Walking forward he began to see signs he'd never had on the other levels of the station that pointed to its age. Evidently the food bay had been abandoned a ridiculously long time prior, and it's stocks were crumbling over the counters and left out all over. There were no crumbs here, no bits of left overs, no sign there had been any food except for the containers and their symbols. Indeed, the scent was a mystery. It hadn't killed him or made him pass out, so it wasn't a gas leak; then again, if the station had been offline as long as he thought, all the gas would have dissipated by this point. So what was this stench?

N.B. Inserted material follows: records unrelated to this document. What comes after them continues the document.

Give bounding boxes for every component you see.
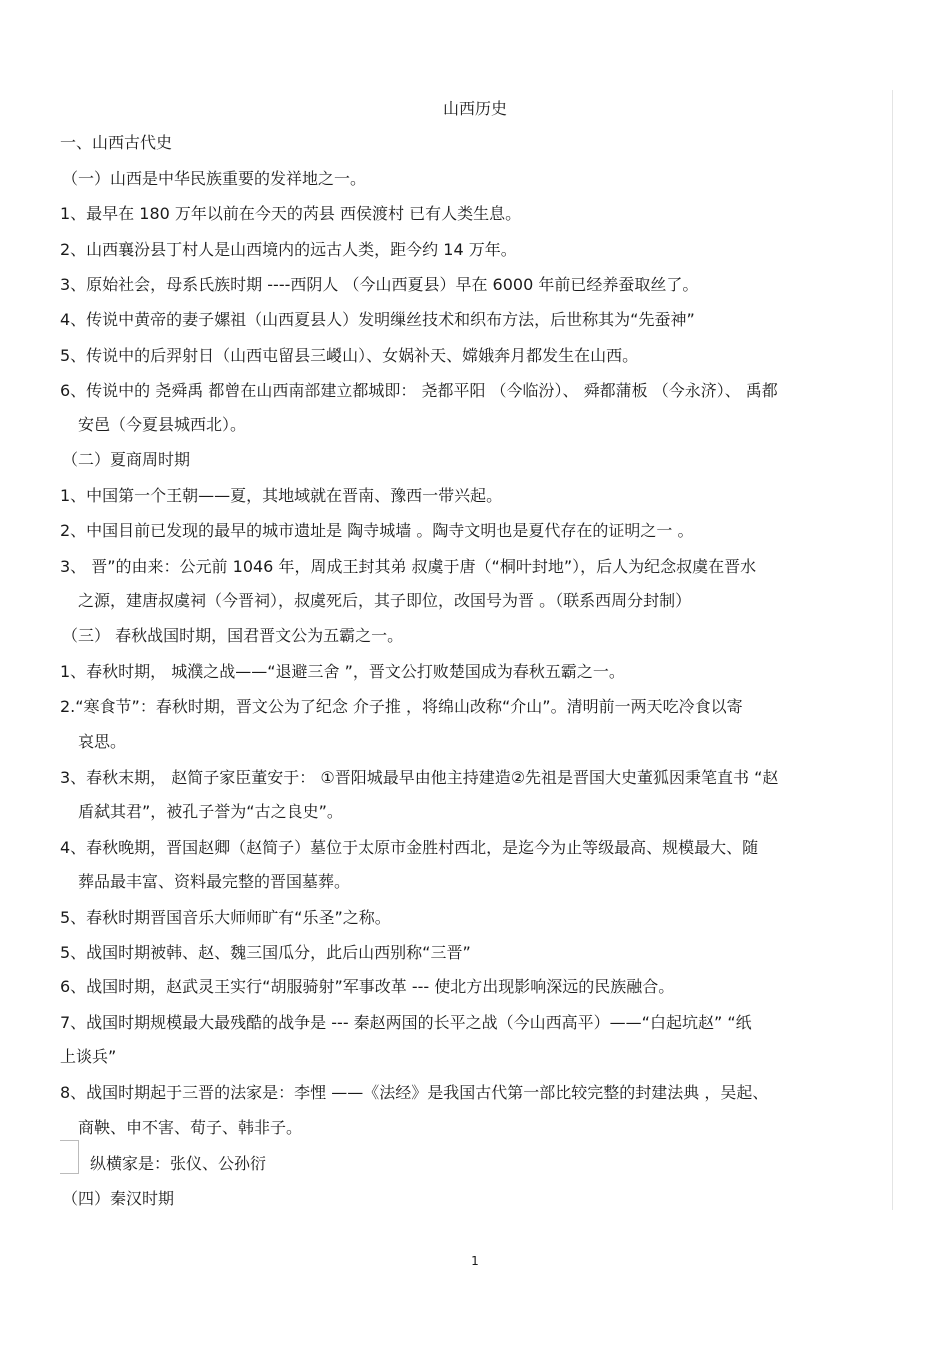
list-item: 7、战国时期规模最大最残酷的战争是 --- 秦赵两国的长平之战（今山西高平）——“白起坑赵” “纸	[60, 1013, 752, 1032]
list-item: 2、中国目前已发现的最早的城市遗址是 陶寺城墙 。陶寺文明也是夏代存在的证明之一 。	[60, 521, 694, 540]
list-item: 5、战国时期被韩、赵、魏三国瓜分，此后山西别称“三晋”	[60, 943, 471, 962]
list-item: 6、战国时期，赵武灵王实行“胡服骑射”军事改革 --- 使北方出现影响深远的民族融合。	[60, 977, 675, 996]
list-item-continuation: 商鞅、申不害、荀子、韩非子。	[78, 1118, 303, 1137]
list-item-continuation: 安邑（今夏县城西北）。	[78, 415, 247, 434]
list-item: 1、中国第一个王朝——夏，其地域就在晋南、豫西一带兴起。	[60, 486, 503, 505]
list-item: 1、最早在 180 万年以前在今天的芮县 西侯渡村 已有人类生息。	[60, 204, 522, 223]
list-item: 2、山西襄汾县丁村人是山西境内的远古人类，距今约 14 万年。	[60, 240, 517, 259]
list-item: 4、传说中黄帝的妻子嫘祖（山西夏县人）发明缫丝技术和织布方法，后世称其为“先蚕神”	[60, 310, 695, 329]
page-edge-rule	[892, 90, 893, 1210]
list-item-continuation: 盾弑其君”，被孔子誉为“古之良史”。	[78, 802, 343, 821]
list-item-continuation: 葬品最丰富、资料最完整的晋国墓葬。	[78, 872, 351, 891]
list-item: 3、 晋”的由来：公元前 1046 年，周成王封其弟 叔虞于唐（“桐叶封地”），后人为纪念叔虞在晋水	[60, 557, 757, 576]
subsection-heading: （二）夏商周时期	[62, 450, 191, 469]
list-item: 5、传说中的后羿射日（山西屯留县三嵕山）、女娲补天、嫦娥奔月都发生在山西。	[60, 346, 639, 365]
page-title: 山西历史	[442, 99, 507, 118]
list-item: 8、战国时期起于三晋的法家是：李悝 ——《法经》是我国古代第一部比较完整的封建法典 ，吴起、	[60, 1083, 769, 1102]
list-item: 4、春秋晚期，晋国赵卿（赵简子）墓位于太原市金胜村西北，是迄今为止等级最高、规模最大、随	[60, 838, 759, 857]
list-item: 5、春秋时期晋国音乐大师师旷有“乐圣”之称。	[60, 908, 391, 927]
list-item-continuation: 上谈兵”	[60, 1047, 117, 1066]
list-item-continuation: 哀思。	[78, 732, 127, 751]
list-item: 2.“寒食节”：春秋时期，晋文公为了纪念 介子推 ，将绵山改称“介山”。清明前一两天吃冷食以寄	[60, 697, 743, 716]
list-item: 6、传说中的 尧舜禹 都曾在山西南部建立都城即： 尧都平阳 （今临汾）、 舜都蒲板 （今永济）、 禹都	[60, 381, 778, 400]
list-item: 3、原始社会，母系氏族时期 ----西阴人 （今山西夏县）早在 6000 年前已经养蚕取丝了。	[60, 275, 699, 294]
subsection-heading: （三） 春秋战国时期，国君晋文公为五霸之一。	[62, 626, 404, 645]
section-heading: 一、山西古代史	[60, 133, 173, 152]
list-item: 3、春秋末期， 赵简子家臣董安于： ①晋阳城最早由他主持建造②先祖是晋国大史董狐因秉笔直书 “赵	[60, 768, 779, 787]
list-item-continuation: 纵横家是：张仪、公孙衍	[90, 1154, 267, 1173]
scan-artifact-box	[60, 1140, 79, 1174]
list-item-continuation: 之源，建唐叔虞祠（今晋祠），叔虞死后，其子即位，改国号为晋 。（联系西周分封制）	[78, 591, 692, 610]
list-item: 1、春秋时期， 城濮之战——“退避三舍 ”，晋文公打败楚国成为春秋五霸之一。	[60, 662, 625, 681]
subsection-heading: （四）秦汉时期	[62, 1189, 175, 1208]
page-number: 1	[471, 1254, 479, 1268]
subsection-heading: （一）山西是中华民族重要的发祥地之一。	[62, 169, 367, 188]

Brady kept walking, but the bay was large and the smell seemed to get worse as he ventured deeper. There was barely any light in the ceiling above, with only the odd pinprick showing the evidence of what used to be there. Ahead, from one of the side rooms in the offices, Brady heard a crash. It sounded like paper or cardboard toppling over; maybe some papers being blown off a desk or something, he thought to himself. He tentatively took a step forward and put his foot down on something wholly different from the metal floor, something so soft he nearly lost his balance. He looked down to see a small circle of dark material oozing out from under his heel. Lifting his foot he saw it was in fact a small scaly oval, nearly flat, bleeding dark blood onto the grating. Brady kicked it over, and recognized it as one of the creatures typically used in trash compactors. It was a bottom feeder, with a mouth underneath its body. Harmless. He breathed a sigh of relief; they were known to give off terrible stenches thanks to their digestive tracts and the long time it took them to process food, which simultaneously allowed them to eat nearly anything and survive for long periods of time. Even, Brady surmised, in zero gravity that had been on many sections of the ship. He had a lot more of these little guys to look forward to.